China’s raft of new measures to bolster its economy strengthens the case for global investors’ continued attraction to the country, says the CEO of one of the world’s largest independent financial advisory, asset management and fintech organizations.
The bullish analysis from Nigel Green of deVere Group comes as China’s economic planning agency announced Monday a series of measures to encourage investment.
Beijing’s series of policies is ahead of a key Politburo meeting this week which will review China’s first half economic performance.
In the 17-point statement, the National Development and Reform Commission vowed to lure more private capital to become involved in the construction of important national projects and major industrial supply chain ventures.
The moves come after last Thursday’s announcement from the People’s Bank of China and the State Administration of Foreign Exchange to confirm that they have modified their cross-border financing rules to allow companies to borrow more from international investors.
Nigel Green says: “Will these measures work? Yes, because they strengthen the case for global investors’ recently renewed enthusiasm for China – which is robust, despite the economic red flags.

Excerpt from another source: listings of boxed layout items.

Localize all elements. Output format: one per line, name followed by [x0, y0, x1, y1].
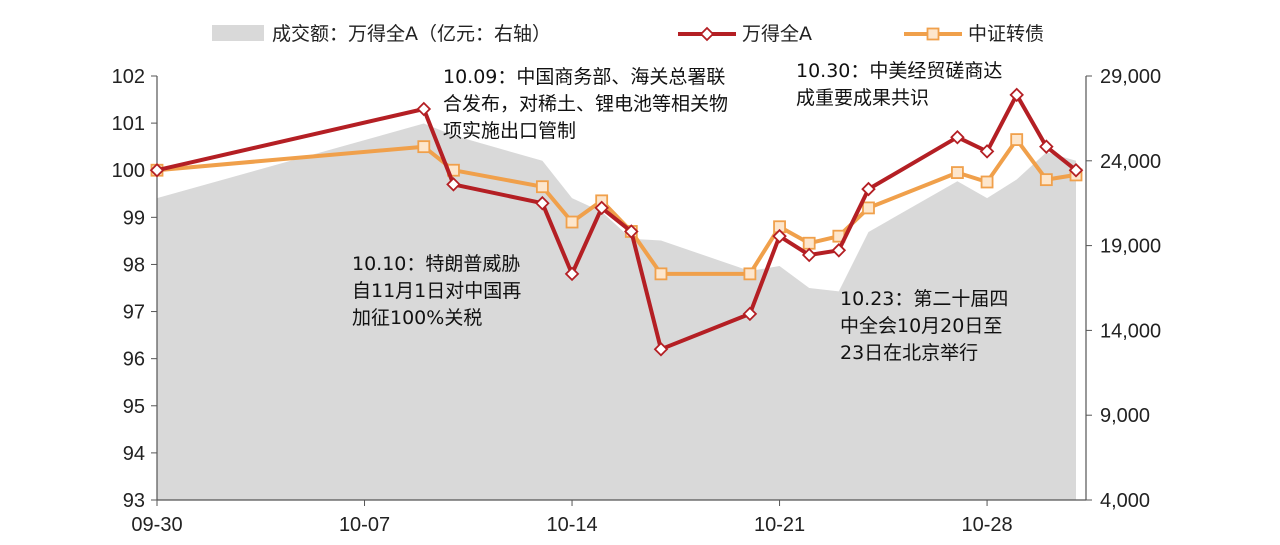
- data-point-wind-all-a: [861, 181, 876, 197]
- data-point-csi-convertible-bond: [1039, 173, 1053, 187]
- legend-item-wind-all-a: 万得全A: [678, 23, 812, 45]
- data-point-wind-all-a: [446, 177, 461, 192]
- annotation-line: 23日在北京举行: [840, 342, 978, 364]
- data-point-csi-convertible-bond: [862, 201, 875, 215]
- y-tick-label-right: 19,000: [1100, 236, 1161, 258]
- data-point-wind-all-a: [1039, 139, 1054, 154]
- data-point-wind-all-a: [801, 247, 817, 263]
- legend-label-csi-convertible-bond: 中证转债: [968, 23, 1044, 45]
- data-point-csi-convertible-bond: [417, 140, 431, 154]
- data-point-wind-all-a: [742, 306, 758, 322]
- data-point-csi-convertible-bond: [951, 166, 964, 179]
- data-point-wind-all-a: [149, 162, 165, 178]
- legend-marker-wind-all-a: [699, 26, 715, 42]
- annotation-line: 成重要成果共识: [796, 87, 929, 109]
- y-tick-label-right: 4,000: [1100, 490, 1150, 512]
- data-point-csi-convertible-bond: [654, 267, 668, 281]
- legend-swatch-turnover: [212, 25, 264, 41]
- y-tick-label-left: 97: [123, 302, 145, 324]
- x-tick-label: 09-30: [131, 514, 182, 536]
- y-tick-label-left: 94: [123, 443, 145, 465]
- data-point-wind-all-a: [979, 144, 995, 159]
- x-tick-label: 10-07: [339, 514, 390, 536]
- y-tick-label-left: 101: [112, 113, 145, 135]
- data-point-wind-all-a: [564, 266, 580, 282]
- annotation-line: 10.23：第二十届四: [840, 288, 1008, 310]
- legend-marker-csi-convertible-bond: [926, 27, 940, 41]
- y-tick-label-left: 98: [123, 254, 145, 276]
- area-layer: [157, 123, 1076, 500]
- data-point-csi-convertible-bond: [535, 180, 549, 194]
- data-point-csi-convertible-bond: [980, 175, 994, 189]
- y-tick-label-left: 102: [112, 66, 145, 88]
- data-point-wind-all-a: [416, 101, 432, 117]
- data-point-csi-convertible-bond: [565, 215, 579, 229]
- data-point-wind-all-a: [594, 200, 609, 216]
- data-point-wind-all-a: [624, 224, 639, 239]
- data-point-csi-convertible-bond: [1010, 133, 1024, 147]
- x-tick-label: 10-14: [546, 514, 597, 536]
- y-tick-label-right: 24,000: [1100, 151, 1161, 173]
- y-tick-label-left: 96: [123, 349, 145, 371]
- data-point-csi-convertible-bond: [743, 267, 757, 281]
- x-tick-label: 10-21: [754, 514, 805, 536]
- line-layer: [149, 87, 1084, 357]
- data-point-wind-all-a: [831, 243, 847, 258]
- annotation-line: 加征100%关税: [352, 307, 482, 329]
- y-tick-label-left: 99: [123, 207, 145, 229]
- line-series-csi-convertible-bond: [156, 137, 1077, 276]
- y-tick-label-left: 100: [112, 160, 145, 182]
- y-tick-label-right: 9,000: [1100, 405, 1150, 427]
- y-tick-label-left: 95: [123, 396, 145, 418]
- legend-label-wind-all-a: 万得全A: [742, 23, 812, 45]
- annotation-line: 合发布，对稀土、锂电池等相关物: [443, 93, 728, 115]
- x-tick-label: 10-28: [961, 514, 1012, 536]
- annotation-line: 项实施出口管制: [443, 120, 576, 142]
- data-point-wind-all-a: [653, 341, 669, 357]
- data-point-wind-all-a: [1068, 162, 1084, 178]
- data-point-wind-all-a: [950, 129, 965, 145]
- legend-label-turnover: 成交额：万得全A（亿元：右轴）: [272, 23, 551, 45]
- annotation-line: 10.10：特朗普威胁: [352, 253, 520, 275]
- data-point-wind-all-a: [535, 195, 550, 211]
- data-point-wind-all-a: [772, 228, 787, 244]
- data-point-wind-all-a: [1009, 87, 1024, 103]
- annotation-line: 10.30：中美经贸磋商达: [796, 60, 1002, 82]
- y-tick-label-right: 14,000: [1100, 320, 1161, 342]
- legend-item-csi-convertible-bond: 中证转债: [904, 23, 1044, 45]
- annotation-line: 10.09：中国商务部、海关总署联: [443, 66, 725, 88]
- axis-layer: 93 94 95 96 97 98 99 100 101 102 4,000 9,000 14,000 1…: [112, 66, 1162, 536]
- y-tick-label-right: 29,000: [1100, 66, 1161, 88]
- data-point-csi-convertible-bond: [802, 236, 816, 250]
- line-series-wind-all-a: [156, 92, 1078, 352]
- annotation-line: 中全会10月20日至: [840, 315, 1002, 337]
- annotations: 10.09：中国商务部、海关总署联合发布，对稀土、锂电池等相关物项实施出口管制1…: [352, 60, 1008, 364]
- legend: 成交额：万得全A（亿元：右轴） 万得全A 中证转债: [212, 23, 1044, 45]
- y-tick-label-left: 93: [123, 490, 145, 512]
- legend-item-turnover: 成交额：万得全A（亿元：右轴）: [212, 23, 551, 45]
- area-series-turnover: [157, 123, 1076, 500]
- annotation-line: 自11月1日对中国再: [352, 280, 521, 302]
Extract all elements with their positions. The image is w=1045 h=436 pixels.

“Weaker international demand, which has triggered the drop in exports, comes at a time when the economy is under pressure from a weak property sector and a disappointingly slow Covid rebound after controls were dropped at the start of the year. In addition, youth unemployment is at its highest level on record.
“But despite these challenges, it remains an appealing destination for investors.”
One of the most compelling reasons why investors are attracted to China is its massive market potential.
“With a population of over 1.4 billion people and a growing middle class, China offers a vast consumer base for businesses to tap into. The rising incomes and increasing urbanization have fuelled demand for various products and services, providing ample opportunities for investors across sectors such as technology, healthcare, and consumer goods,” says the deVere CEO.
The People’s Republic also has a proven ability to navigate and adapt to economic challenges. “Despite recent headwinds, including trade tensions and the pandemic, China has shown remarkable resilience.”
The country’s emphasis on research and development, coupled with significant investments in emerging technologies like artificial intelligence, 5G, and biotechnology, has propelled China to the forefront of technological advancements, affirms Nigel Green.
He notes: “Investors recognise this immense potential in these sectors and are eager to capitalise on the nation’s technological prowess, which offers unique opportunities for high returns on investment.”
Investors are also fully aware of China’s economic model which is gradually shifting from export-driven growth to one fuelled by domestic consumption. This transition presents investors with a new set of opportunities as the Chinese population becomes increasingly affluent and consumption-oriented.
Companies that cater to the evolving tastes and preferences of Chinese consumers stand to benefit immensely from this paradigm shift, prompting investors to focus on sectors such as e-commerce, entertainment, and luxury goods.
Nigel Green concludes: “Beijing’s proactive policies, such as stimulus measures and targeted reforms, have effectively supported economic growth and stabilized market conditions in the past and we expect the new measures will do the same. This track record instils confidence in global investors, as they believe that China can effectively address and overcome future obstacles.
“The new policies will further help investors see beyond the short-term and look for the long-term potential in China.”